1. convert from "unknown" to unicode 
tmp = unicode("string", "library-charset-specification")

2. print it like
print tmp.encode("my-terminal-charset-specification")

question: 

library-charset-specification can be ommited if i specify it in a
comment at the very begginning of a script (as i guessed above) -- or
my-terminal-charset-specification can be ommitted if specied in comment 
-- or can i ommit both if equal?

if im about to use the __repr__(self) method, i would do the conversion
inside that method and return tmp, as i tried above, right?

> 
> >	* i was looking in site.py and there is deleted the
> >sys.setdefaultencoding() function, but from the comments i do
> >not know why -- you know it? why is user not allowed to change the
> >default encoding? it seems reasonable to me if he/she could do that.
> 
> Yes, but that would not be a proper solution. It would mean that your
> script now only works on your system, and fails on a system where
> the default encoding has not been changed, or has been changed to
> something else.
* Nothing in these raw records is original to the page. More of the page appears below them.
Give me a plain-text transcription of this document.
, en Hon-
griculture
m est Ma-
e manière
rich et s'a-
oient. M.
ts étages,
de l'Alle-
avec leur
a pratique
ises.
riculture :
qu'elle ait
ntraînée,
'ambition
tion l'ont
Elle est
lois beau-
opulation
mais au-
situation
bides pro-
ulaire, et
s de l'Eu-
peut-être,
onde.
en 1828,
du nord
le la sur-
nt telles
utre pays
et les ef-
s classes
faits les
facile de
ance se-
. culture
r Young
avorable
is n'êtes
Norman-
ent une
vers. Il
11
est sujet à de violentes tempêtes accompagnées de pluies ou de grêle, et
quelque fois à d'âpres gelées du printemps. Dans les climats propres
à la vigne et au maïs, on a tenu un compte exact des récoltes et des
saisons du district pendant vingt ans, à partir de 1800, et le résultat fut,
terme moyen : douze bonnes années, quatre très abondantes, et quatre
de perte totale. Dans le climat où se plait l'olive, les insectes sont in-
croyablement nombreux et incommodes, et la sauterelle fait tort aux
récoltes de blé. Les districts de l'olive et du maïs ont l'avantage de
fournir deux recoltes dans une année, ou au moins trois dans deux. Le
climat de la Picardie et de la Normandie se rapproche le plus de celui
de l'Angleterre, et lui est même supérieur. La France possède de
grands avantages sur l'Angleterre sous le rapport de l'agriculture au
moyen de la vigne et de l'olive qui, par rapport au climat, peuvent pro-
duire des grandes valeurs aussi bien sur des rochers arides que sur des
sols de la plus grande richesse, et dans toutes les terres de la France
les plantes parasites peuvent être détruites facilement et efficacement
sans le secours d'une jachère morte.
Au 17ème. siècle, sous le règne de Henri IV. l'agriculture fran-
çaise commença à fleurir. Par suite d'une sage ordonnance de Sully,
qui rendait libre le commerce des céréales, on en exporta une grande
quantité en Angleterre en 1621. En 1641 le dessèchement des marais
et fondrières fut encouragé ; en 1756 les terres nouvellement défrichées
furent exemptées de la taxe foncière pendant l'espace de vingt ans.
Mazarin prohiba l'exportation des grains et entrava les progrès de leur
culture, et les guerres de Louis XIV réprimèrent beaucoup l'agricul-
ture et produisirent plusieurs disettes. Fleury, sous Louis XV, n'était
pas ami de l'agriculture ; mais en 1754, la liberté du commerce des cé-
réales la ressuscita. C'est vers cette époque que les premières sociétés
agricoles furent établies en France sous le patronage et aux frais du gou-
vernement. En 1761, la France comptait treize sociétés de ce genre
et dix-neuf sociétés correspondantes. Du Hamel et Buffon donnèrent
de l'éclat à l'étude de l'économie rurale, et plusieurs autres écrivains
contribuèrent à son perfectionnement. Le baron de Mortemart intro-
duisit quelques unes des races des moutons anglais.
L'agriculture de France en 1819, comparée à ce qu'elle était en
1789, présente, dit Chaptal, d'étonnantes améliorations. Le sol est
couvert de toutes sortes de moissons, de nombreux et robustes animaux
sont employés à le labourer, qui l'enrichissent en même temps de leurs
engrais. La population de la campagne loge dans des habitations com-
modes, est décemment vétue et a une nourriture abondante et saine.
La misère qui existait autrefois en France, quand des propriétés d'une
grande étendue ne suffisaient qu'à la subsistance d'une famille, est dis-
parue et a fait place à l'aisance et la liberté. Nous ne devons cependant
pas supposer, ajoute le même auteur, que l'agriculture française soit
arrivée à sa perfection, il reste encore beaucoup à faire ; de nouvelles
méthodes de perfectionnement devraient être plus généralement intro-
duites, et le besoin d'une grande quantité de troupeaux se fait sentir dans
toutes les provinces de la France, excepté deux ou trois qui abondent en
Users should use a proper solution instead.

i thought that every programmer could call his
sys.setdefaultencoding() method at the start of the script to set it to
whatever he needs. it should work on every system that has proper
encoding files. (though in site.py is a comment on MS indows -- it
breaks that rule:)

> 
> Regards,
> Martin

once again, thank you a lot.

Regards,
Martin (also :)